I spent a week, around Christmas, at my parents' and went through what parts of my early writings remain. I was glad to find one particular manuscript, disappointed that there's no sign of another. Much of my early writing was on 3.5" floppies, in ancient word processor formats. Some of it exists only on typewriter onionskin. There are stacks of notebooks, too.

I was hoping to find the how-to-write-genre-fic anthology that included Bradbury's "Run Fast, Stand Still," but I didn't. I did find, though, an anthology called Points of View (ISBN #0-451-62491-2, revised version available at Amazon) which I remember reading most of. It contains examples of stories told from various POVs: interior monologue, dramatic monologue, letter narration, subjective narration, various forms of anonymous narration, and more.

This book gave me much of the POV definitions I work from, though I've gotten muddied over the years by wading through confused online debates. You've seen them: attempts to classify stories as "close third person" or "distant third person," how "omniscient" or "limited" they are. Points of View organizes the POV continuum (that's what it is, really) from interior monologue to anonymous narration -- from very intimate first person to very distant third person, which is just one step away from a scholarly summary.

The stories presented offer quite readable examples along the continuum. And for me to say they're readable... bear in mind that I have no use for literary fiction, in general, and these are all lit fic. The closest it gets to genre is Shirley Jackson's "The Lottery." (Bless her, RIP, etc.) Oh, and there's one Poe story.

POV is one of those structural elements that underpins a story, and like a skeleton it has an invisible yet unavoidable impact on the appearance of the final creature. Looking at this anthology has gotten me thinking about the POV choices I made in Disciple, both consciously and on a gut level.

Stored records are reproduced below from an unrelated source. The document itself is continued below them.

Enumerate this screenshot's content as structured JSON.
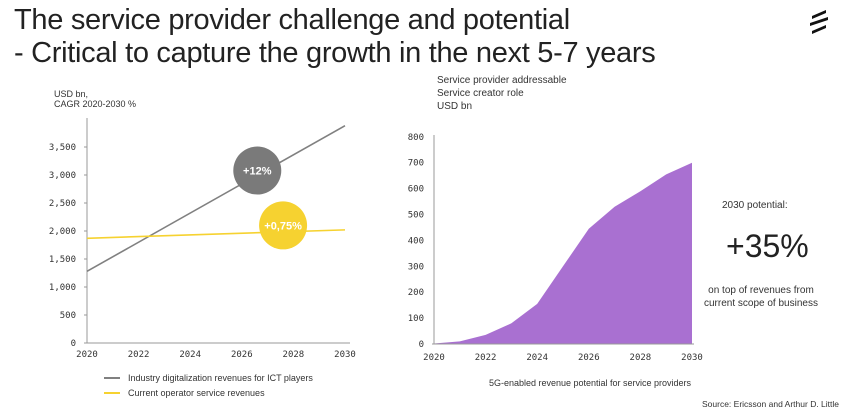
{
  "title_line1": "The service provider challenge and potential",
  "title_line2": "- Critical to capture the growth in the next 5-7 years",
  "logo": "ericsson-logo",
  "left_unit_line1": "USD bn,",
  "left_unit_line2": "CAGR 2020-2030 %",
  "right_unit_line1": "Service provider addressable",
  "right_unit_line2": "Service creator role",
  "right_unit_line3": "USD bn",
  "potential_label": "2030 potential:",
  "potential_value": "+35%",
  "potential_desc_line1": "on top of revenues from",
  "potential_desc_line2": "current scope of business",
  "source": "Source: Ericsson and Arthur D. Little",
  "colors": {
    "gray": "#808080",
    "yellow": "#f6d230",
    "purple": "#a970d1"
  },
  "chart_data": [
    {
      "type": "line",
      "x": [
        2020,
        2030
      ],
      "xticks": [
        "2020",
        "2022",
        "2024",
        "2026",
        "2028",
        "2030"
      ],
      "yticks": [
        "0",
        "500",
        "1,000",
        "1,500",
        "2,000",
        "2,500",
        "3,000",
        "3,500"
      ],
      "ylim": [
        0,
        3900
      ],
      "series": [
        {
          "name": "Industry digitalization revenues for  ICT players",
          "values": [
            1280,
            3880
          ],
          "color": "#808080",
          "badge": "+12%"
        },
        {
          "name": "Current operator service revenues",
          "values": [
            1870,
            2020
          ],
          "color": "#f6d230",
          "badge": "+0,75%"
        }
      ],
      "legend": "bottom"
    },
    {
      "type": "area",
      "x": [
        2020,
        2021,
        2022,
        2023,
        2024,
        2025,
        2026,
        2027,
        2028,
        2029,
        2030
      ],
      "values": [
        2,
        10,
        35,
        80,
        155,
        300,
        445,
        530,
        590,
        655,
        700
      ],
      "xticks": [
        "2020",
        "2022",
        "2024",
        "2026",
        "2028",
        "2030"
      ],
      "yticks": [
        "0",
        "100",
        "200",
        "300",
        "400",
        "500",
        "600",
        "700",
        "800"
      ],
      "ylim": [
        0,
        800
      ],
      "xlabel": "5G-enabled revenue potential for service providers",
      "color": "#a970d1"
    }
  ]
}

Disciple is written largely as an interior monologue, by this book's classification (aka first person narration,) with lots of gritty and intimate detail. I did that very much on purpose. I wanted that level of detail, to let Kate speak to the reader as to a close friend, to heighten the realism and immediacy.

The limitations of first person, as anyone who's written in it knows, had a huge impact on what parts of the story I could show the reader, though. In a few places, I had to bend things to get Kate a good reason to see things that had to be known, but on the whole she was a character in a good position to see and present the best parts of the story I wanted to tell.

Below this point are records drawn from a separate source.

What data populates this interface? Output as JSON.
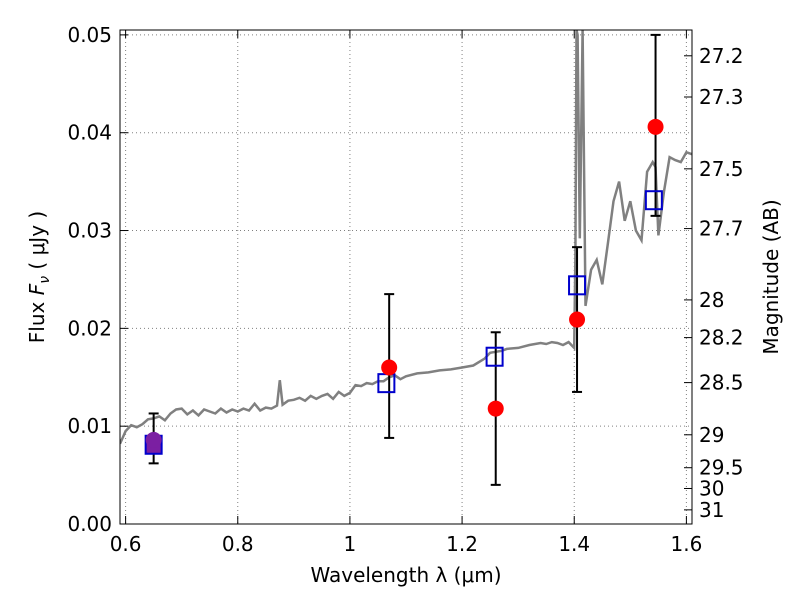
{
  "chart_data": {
    "type": "scatter",
    "xlabel": "Wavelength  λ (μm)",
    "ylabel_left_text": "Flux",
    "ylabel_left_symbol": "F",
    "ylabel_left_subscript": "ν",
    "ylabel_left_unit": "( μJy )",
    "ylabel_right": "Magnitude (AB)",
    "xlim": [
      0.59,
      1.61
    ],
    "ylim": [
      0.0,
      0.0505
    ],
    "grid": true,
    "xticks": [
      "0.6",
      "0.8",
      "1",
      "1.2",
      "1.4",
      "1.6"
    ],
    "yticks": [
      "0.00",
      "0.01",
      "0.02",
      "0.03",
      "0.04",
      "0.05"
    ],
    "magnitude_ticks": [
      "27.2",
      "27.3",
      "27.5",
      "27.7",
      "28",
      "28.2",
      "28.5",
      "29",
      "29.5",
      "30",
      "31"
    ],
    "colors": {
      "spectrum": "#808080",
      "observed": "#ff0000",
      "model": "#0000cc",
      "overlap_fill": "#7b1fa2",
      "errorbar": "#000000",
      "grid": "#808080"
    },
    "series": [
      {
        "kind": "line",
        "x": [
          0.59,
          0.6,
          0.61,
          0.62,
          0.63,
          0.64,
          0.65,
          0.66,
          0.67,
          0.68,
          0.69,
          0.7,
          0.71,
          0.72,
          0.73,
          0.74,
          0.75,
          0.76,
          0.77,
          0.78,
          0.79,
          0.8,
          0.81,
          0.82,
          0.83,
          0.84,
          0.85,
          0.86,
          0.87,
          0.875,
          0.88,
          0.89,
          0.9,
          0.91,
          0.92,
          0.93,
          0.94,
          0.95,
          0.96,
          0.97,
          0.98,
          0.99,
          1.0,
          1.01,
          1.02,
          1.03,
          1.04,
          1.05,
          1.06,
          1.07,
          1.08,
          1.09,
          1.1,
          1.12,
          1.14,
          1.16,
          1.18,
          1.2,
          1.22,
          1.24,
          1.25,
          1.26,
          1.27,
          1.28,
          1.3,
          1.32,
          1.34,
          1.35,
          1.36,
          1.37,
          1.38,
          1.39,
          1.4,
          1.402,
          1.404,
          1.406,
          1.41,
          1.415,
          1.42,
          1.43,
          1.44,
          1.45,
          1.46,
          1.47,
          1.48,
          1.49,
          1.5,
          1.505,
          1.51,
          1.52,
          1.53,
          1.54,
          1.545,
          1.55,
          1.56,
          1.57,
          1.58,
          1.59,
          1.6,
          1.61
        ],
        "values": [
          0.0082,
          0.0095,
          0.0101,
          0.0099,
          0.0102,
          0.0107,
          0.0108,
          0.011,
          0.0106,
          0.0113,
          0.0117,
          0.0118,
          0.0112,
          0.0116,
          0.0111,
          0.0117,
          0.0115,
          0.0113,
          0.0118,
          0.0114,
          0.0117,
          0.0115,
          0.0118,
          0.0116,
          0.0123,
          0.0116,
          0.0119,
          0.0118,
          0.0121,
          0.0147,
          0.0122,
          0.0126,
          0.0127,
          0.0129,
          0.0126,
          0.0131,
          0.0128,
          0.0131,
          0.0133,
          0.0128,
          0.0135,
          0.0131,
          0.0134,
          0.0142,
          0.0141,
          0.0144,
          0.0143,
          0.0146,
          0.0146,
          0.015,
          0.0152,
          0.0148,
          0.0151,
          0.0154,
          0.0155,
          0.0157,
          0.0158,
          0.016,
          0.0162,
          0.0169,
          0.0175,
          0.0176,
          0.0177,
          0.0179,
          0.018,
          0.0183,
          0.0185,
          0.0184,
          0.0186,
          0.0185,
          0.0183,
          0.0186,
          0.018,
          0.0275,
          0.0505,
          0.05,
          0.0292,
          0.0505,
          0.0223,
          0.026,
          0.027,
          0.0245,
          0.0287,
          0.033,
          0.035,
          0.031,
          0.033,
          0.0315,
          0.03,
          0.029,
          0.036,
          0.037,
          0.0365,
          0.0295,
          0.034,
          0.0375,
          0.0372,
          0.037,
          0.038,
          0.0378
        ]
      },
      {
        "kind": "observed",
        "x": [
          0.65,
          1.07,
          1.26,
          1.405,
          1.545
        ],
        "values": [
          0.0086,
          0.016,
          0.0118,
          0.0209,
          0.0406
        ],
        "err_low": [
          0.0062,
          0.0088,
          0.004,
          0.0135,
          0.0315
        ],
        "err_high": [
          0.0113,
          0.0235,
          0.0196,
          0.0283,
          0.05
        ]
      },
      {
        "kind": "model",
        "x": [
          0.65,
          1.065,
          1.258,
          1.405,
          1.542
        ],
        "values": [
          0.0081,
          0.0144,
          0.0171,
          0.0244,
          0.0331
        ]
      }
    ]
  }
}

What if I had written it from the POV of an anonymous narrator? An omniscient one? As a memoir that Kate wrote many years after the fact? It would completely change the voice of the story, the structure -- I dare say with an anonymous narrator the story would mushroom into a sprawling epic, like GRRM's massively multi-POV Game of Thrones.

But I didn't want that. I only wanted to tell Kate's story. One visceral slice of what was going on.

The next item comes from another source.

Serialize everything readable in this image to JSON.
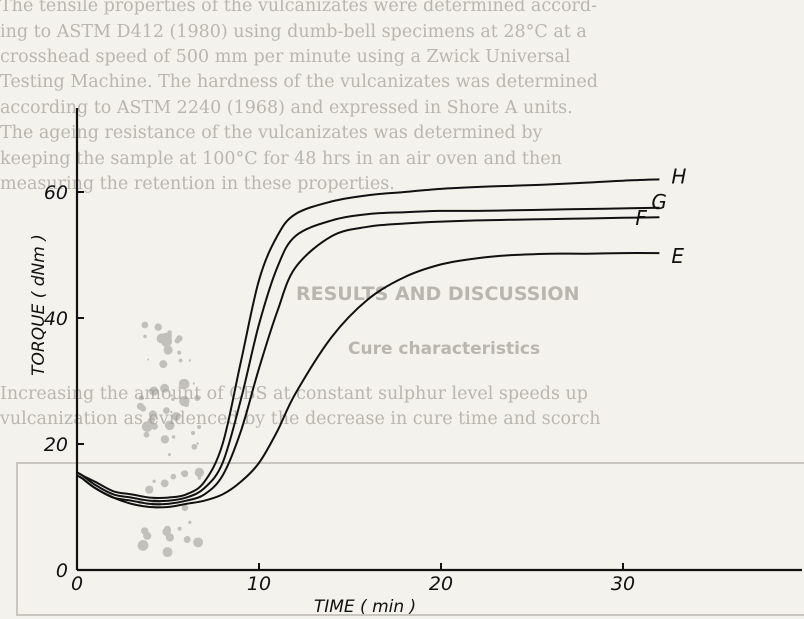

How do you choose your POVs?


Michael Offutt, Speculative Fiction Author said...

I decided to go with first person POV on a free story I'm posting online that I've gotten some fan mail from. I figured it was pretty much the story of one person at the time so why not stuff the reader in his head. It's proven to be quite fun, and I enjoy posting my chapters immensely.

Liz said...

When I really got into reading (around age 11 or so), the books that I had the easiest time getting into were 1st person POV, so that's where I tend to stay. Sure, there are limitations, but I tend to prefer stories told through one set of eyes.

Although, if I get a compelling enough reason, I'll switch it up. But it'll have to be pretty compelling.